Souvent, lorsque mon père et moi voyageons seuls, j’aime le questionner sur son enfance, sur sa vie là-bas, dans ce petit village de Tras-os-Montes au pied du Larouco, où j’ai moi-même vécu deux ans durant mon enfance.
Je sais peu de choses sur ma grand-mère paternelle, je l’ai très peu connu. Je sais qu’elle s’appelait Ana, « Barina » pour les gens du village, qu’elle n’a jamais été mariée, et qu’elle a eu quatre enfants qu’elle a élevés seule. Mon père était le fils du curé Padre Avelino . C’était un homme plutôt bon, lettré et respecté comme tous les hommes d’église à cette l’époque. Ma grand-mère aimait cet homme, mais n’attendait rien de lui. Elle se débrouillait seule.

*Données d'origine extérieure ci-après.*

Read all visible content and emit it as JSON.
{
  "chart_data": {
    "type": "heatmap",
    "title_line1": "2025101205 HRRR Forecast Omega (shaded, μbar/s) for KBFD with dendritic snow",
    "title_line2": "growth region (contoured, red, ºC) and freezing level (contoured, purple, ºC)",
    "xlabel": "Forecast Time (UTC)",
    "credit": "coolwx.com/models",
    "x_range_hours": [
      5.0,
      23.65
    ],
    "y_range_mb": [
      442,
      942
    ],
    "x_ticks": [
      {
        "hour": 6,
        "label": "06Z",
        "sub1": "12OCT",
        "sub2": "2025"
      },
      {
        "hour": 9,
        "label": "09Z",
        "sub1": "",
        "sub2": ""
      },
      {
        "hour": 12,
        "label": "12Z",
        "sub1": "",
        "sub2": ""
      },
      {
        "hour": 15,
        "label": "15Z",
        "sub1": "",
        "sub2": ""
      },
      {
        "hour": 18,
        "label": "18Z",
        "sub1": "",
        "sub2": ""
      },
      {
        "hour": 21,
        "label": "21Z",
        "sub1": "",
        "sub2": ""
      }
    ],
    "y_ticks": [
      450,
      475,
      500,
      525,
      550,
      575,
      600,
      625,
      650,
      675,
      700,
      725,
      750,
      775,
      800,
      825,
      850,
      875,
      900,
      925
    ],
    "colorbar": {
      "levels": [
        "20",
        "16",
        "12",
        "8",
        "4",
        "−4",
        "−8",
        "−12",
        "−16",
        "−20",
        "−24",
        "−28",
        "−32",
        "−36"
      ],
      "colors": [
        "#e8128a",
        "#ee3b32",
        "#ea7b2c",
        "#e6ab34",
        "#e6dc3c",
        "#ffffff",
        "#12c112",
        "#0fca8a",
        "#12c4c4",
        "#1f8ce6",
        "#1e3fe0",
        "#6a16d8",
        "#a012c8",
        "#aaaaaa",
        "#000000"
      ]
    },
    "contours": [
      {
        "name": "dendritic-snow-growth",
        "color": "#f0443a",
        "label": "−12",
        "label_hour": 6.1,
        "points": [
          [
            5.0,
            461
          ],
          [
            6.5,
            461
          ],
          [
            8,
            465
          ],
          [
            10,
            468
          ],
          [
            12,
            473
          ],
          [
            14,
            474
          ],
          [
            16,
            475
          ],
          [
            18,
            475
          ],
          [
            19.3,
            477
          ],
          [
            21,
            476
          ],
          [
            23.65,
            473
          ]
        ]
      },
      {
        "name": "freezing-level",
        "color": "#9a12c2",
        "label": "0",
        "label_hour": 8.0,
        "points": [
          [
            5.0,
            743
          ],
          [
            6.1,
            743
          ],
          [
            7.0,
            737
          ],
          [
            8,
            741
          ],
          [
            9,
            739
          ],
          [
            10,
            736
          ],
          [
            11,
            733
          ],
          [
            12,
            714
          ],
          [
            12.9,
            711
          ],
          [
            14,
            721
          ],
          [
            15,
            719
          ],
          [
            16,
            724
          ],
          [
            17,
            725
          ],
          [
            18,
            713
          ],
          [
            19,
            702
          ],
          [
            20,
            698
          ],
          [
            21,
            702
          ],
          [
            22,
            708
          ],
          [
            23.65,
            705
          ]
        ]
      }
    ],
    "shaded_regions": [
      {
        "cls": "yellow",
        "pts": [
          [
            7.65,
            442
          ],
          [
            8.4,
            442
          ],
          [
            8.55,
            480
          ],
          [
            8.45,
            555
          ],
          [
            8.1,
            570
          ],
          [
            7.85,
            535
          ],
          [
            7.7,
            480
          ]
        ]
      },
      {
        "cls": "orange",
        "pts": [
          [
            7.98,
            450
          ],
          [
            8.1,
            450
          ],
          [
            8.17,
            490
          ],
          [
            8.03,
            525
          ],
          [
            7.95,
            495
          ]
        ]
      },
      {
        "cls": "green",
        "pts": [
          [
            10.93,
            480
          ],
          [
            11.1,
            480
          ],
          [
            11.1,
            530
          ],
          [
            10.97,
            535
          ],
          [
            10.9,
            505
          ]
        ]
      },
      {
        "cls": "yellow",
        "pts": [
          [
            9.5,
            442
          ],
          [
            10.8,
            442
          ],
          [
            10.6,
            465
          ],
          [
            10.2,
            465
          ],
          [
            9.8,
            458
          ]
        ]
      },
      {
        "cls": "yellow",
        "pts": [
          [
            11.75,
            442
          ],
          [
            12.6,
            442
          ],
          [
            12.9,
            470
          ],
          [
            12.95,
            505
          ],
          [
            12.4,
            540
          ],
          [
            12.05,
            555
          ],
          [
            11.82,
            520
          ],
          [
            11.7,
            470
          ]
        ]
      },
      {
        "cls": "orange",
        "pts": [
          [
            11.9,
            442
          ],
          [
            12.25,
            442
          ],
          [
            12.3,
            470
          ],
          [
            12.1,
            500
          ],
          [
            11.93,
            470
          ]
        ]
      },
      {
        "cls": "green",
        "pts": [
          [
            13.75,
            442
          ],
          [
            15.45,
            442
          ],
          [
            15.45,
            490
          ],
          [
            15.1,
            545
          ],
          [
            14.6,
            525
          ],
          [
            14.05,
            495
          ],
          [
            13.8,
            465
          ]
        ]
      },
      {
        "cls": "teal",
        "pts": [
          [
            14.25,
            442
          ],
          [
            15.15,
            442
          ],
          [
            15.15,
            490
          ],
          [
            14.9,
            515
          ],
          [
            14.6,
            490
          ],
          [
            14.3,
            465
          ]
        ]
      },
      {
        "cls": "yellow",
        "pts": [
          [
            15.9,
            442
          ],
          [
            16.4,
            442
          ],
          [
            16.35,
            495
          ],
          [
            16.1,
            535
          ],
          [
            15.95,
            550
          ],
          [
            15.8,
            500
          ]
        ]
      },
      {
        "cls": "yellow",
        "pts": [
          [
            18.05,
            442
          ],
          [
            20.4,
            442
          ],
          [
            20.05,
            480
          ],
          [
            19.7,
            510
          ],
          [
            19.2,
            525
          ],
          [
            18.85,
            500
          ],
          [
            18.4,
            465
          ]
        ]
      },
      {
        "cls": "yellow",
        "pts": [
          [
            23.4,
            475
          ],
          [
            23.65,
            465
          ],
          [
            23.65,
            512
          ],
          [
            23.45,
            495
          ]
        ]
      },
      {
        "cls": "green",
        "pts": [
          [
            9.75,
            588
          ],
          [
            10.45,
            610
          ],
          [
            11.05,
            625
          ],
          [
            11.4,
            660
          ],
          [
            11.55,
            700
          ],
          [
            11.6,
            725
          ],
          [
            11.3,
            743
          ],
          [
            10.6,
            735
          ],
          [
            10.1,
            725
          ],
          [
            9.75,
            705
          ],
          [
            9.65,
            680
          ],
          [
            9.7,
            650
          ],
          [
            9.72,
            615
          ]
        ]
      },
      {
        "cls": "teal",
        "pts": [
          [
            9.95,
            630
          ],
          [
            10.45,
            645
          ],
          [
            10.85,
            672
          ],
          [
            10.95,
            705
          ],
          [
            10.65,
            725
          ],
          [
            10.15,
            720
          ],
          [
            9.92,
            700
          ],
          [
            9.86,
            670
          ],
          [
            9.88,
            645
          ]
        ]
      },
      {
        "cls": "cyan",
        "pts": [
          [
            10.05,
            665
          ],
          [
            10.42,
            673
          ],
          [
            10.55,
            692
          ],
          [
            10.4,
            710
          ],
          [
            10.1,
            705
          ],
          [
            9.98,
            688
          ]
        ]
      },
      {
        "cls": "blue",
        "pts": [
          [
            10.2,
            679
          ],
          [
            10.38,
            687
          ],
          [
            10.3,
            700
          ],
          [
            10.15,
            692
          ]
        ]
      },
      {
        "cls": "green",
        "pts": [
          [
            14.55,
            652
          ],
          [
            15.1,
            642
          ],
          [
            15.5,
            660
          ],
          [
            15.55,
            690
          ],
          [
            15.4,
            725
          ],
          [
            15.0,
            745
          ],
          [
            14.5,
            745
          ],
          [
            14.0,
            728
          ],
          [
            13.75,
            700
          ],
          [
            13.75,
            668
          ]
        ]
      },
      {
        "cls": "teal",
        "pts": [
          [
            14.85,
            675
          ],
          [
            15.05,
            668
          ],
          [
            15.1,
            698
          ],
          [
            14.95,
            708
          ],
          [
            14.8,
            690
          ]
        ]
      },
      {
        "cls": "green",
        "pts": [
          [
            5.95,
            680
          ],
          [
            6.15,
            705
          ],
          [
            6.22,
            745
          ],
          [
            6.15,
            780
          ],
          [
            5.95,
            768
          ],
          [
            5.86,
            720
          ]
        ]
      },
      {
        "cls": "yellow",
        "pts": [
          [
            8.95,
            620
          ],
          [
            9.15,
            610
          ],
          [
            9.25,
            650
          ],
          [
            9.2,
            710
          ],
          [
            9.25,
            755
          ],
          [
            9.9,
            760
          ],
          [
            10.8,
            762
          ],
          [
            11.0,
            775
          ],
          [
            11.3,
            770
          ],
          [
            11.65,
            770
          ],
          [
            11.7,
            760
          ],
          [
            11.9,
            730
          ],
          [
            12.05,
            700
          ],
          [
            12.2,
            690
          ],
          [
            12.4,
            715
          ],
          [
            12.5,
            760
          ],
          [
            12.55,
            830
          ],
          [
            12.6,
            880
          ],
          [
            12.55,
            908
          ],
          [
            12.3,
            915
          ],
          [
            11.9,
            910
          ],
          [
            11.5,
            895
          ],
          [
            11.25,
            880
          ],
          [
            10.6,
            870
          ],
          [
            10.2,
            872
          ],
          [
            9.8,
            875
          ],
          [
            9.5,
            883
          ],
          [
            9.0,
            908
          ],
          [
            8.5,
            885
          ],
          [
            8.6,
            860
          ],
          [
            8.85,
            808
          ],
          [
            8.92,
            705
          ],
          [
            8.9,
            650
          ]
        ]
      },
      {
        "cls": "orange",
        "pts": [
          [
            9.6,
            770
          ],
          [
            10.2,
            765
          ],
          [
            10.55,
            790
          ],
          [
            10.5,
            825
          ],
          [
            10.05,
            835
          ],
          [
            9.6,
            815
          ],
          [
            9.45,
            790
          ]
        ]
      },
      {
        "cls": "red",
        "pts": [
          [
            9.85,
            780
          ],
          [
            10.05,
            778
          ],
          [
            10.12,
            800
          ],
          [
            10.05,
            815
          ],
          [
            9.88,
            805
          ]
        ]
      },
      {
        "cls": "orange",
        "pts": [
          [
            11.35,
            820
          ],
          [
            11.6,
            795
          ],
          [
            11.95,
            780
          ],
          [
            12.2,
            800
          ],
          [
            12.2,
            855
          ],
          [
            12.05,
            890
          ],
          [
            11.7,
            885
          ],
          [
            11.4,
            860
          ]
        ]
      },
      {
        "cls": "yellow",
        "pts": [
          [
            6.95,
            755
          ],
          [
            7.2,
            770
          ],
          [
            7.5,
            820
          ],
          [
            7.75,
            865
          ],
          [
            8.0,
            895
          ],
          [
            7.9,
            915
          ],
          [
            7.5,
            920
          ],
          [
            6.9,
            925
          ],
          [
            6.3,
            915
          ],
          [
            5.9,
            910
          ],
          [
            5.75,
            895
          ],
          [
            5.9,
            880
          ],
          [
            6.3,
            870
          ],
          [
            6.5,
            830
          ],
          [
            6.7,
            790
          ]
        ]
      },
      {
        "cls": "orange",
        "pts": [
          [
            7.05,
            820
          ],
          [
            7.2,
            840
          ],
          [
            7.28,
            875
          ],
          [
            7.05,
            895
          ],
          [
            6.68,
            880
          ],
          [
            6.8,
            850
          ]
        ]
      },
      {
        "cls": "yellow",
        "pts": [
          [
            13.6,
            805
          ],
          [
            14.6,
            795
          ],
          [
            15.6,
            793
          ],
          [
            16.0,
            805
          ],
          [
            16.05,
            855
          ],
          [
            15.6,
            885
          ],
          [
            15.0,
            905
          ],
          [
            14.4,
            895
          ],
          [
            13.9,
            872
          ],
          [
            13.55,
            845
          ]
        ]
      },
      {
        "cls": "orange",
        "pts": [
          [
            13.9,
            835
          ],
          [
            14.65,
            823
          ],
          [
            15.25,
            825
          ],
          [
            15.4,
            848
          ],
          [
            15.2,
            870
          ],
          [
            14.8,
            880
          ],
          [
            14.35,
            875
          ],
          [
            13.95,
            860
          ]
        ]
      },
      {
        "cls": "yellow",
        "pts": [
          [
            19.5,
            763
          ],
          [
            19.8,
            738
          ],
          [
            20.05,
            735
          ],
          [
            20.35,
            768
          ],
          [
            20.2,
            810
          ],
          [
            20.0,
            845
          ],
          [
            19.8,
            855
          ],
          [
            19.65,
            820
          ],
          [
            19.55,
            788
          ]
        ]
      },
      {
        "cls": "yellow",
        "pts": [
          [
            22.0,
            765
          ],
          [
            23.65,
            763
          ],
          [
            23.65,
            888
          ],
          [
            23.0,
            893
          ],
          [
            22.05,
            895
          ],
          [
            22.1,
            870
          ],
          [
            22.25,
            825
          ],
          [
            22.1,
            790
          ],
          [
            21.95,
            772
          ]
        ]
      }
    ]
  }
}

D’après mon père, Ana était une femme particulièrement courageuse que la vie avait endurcie. Malgré sa dureté, ma grand-mère aimait ses enfants. Elle essayait tant bien que mal de leur donner ce dont ils avaient besoin. Alors, elle ne manquait pas d’ingéniosité pour les nourrir …
La nuit tombée elle partait avec mon père, alors âgé de 8 ans, arracher ce qu’ils appelaient « torgos de urze » des buissons de bruyère, que ma grand-mère faisait bruler afin d’obtenir du charbon. Elle revenait plus tard avec mon père et sa sœur ainée afin de remplir des sacs du jute qu’elle chargeait sur des ânes que des personnes du village lui prêtaient. Puis vers quatre heures du matin, ils prenaient la route vers la ville de Chaves. Ils arrivaient généralement vers 10 heures, fatigués, mais à peine arrivés ils se mettaient à alpaguer les clients : « qui veut du charbon ». Une fois tous les sacs de charbon vendus, ils repartaient vers Agrela , Torre, Couto pour acheter du vin.
De retour au village, ma grand-mère aidée de ses enfants, remplissait des tonneaux de vin, et durant la journée sa maison se transformait en taverne illégale. Des femmes et des hommes venaient boire leur verre, et échangeait un litre de vin contre un sac de pommes de terres ou autres denrées, ce qui permettait à ma grand-mère de nourrir ses enfants.
Bien qu’ayant peu de moyen, elle ne manquait pas de donner à manger à ceux qui en avait besoin. La porte de chez elle était toujours ouverte. La générosité et la convivialité allaient de pair dans cette petite maison.
Elle était peut-être illettrée Grand-mère Barina, mais alors, qu'elle femme d’affaires.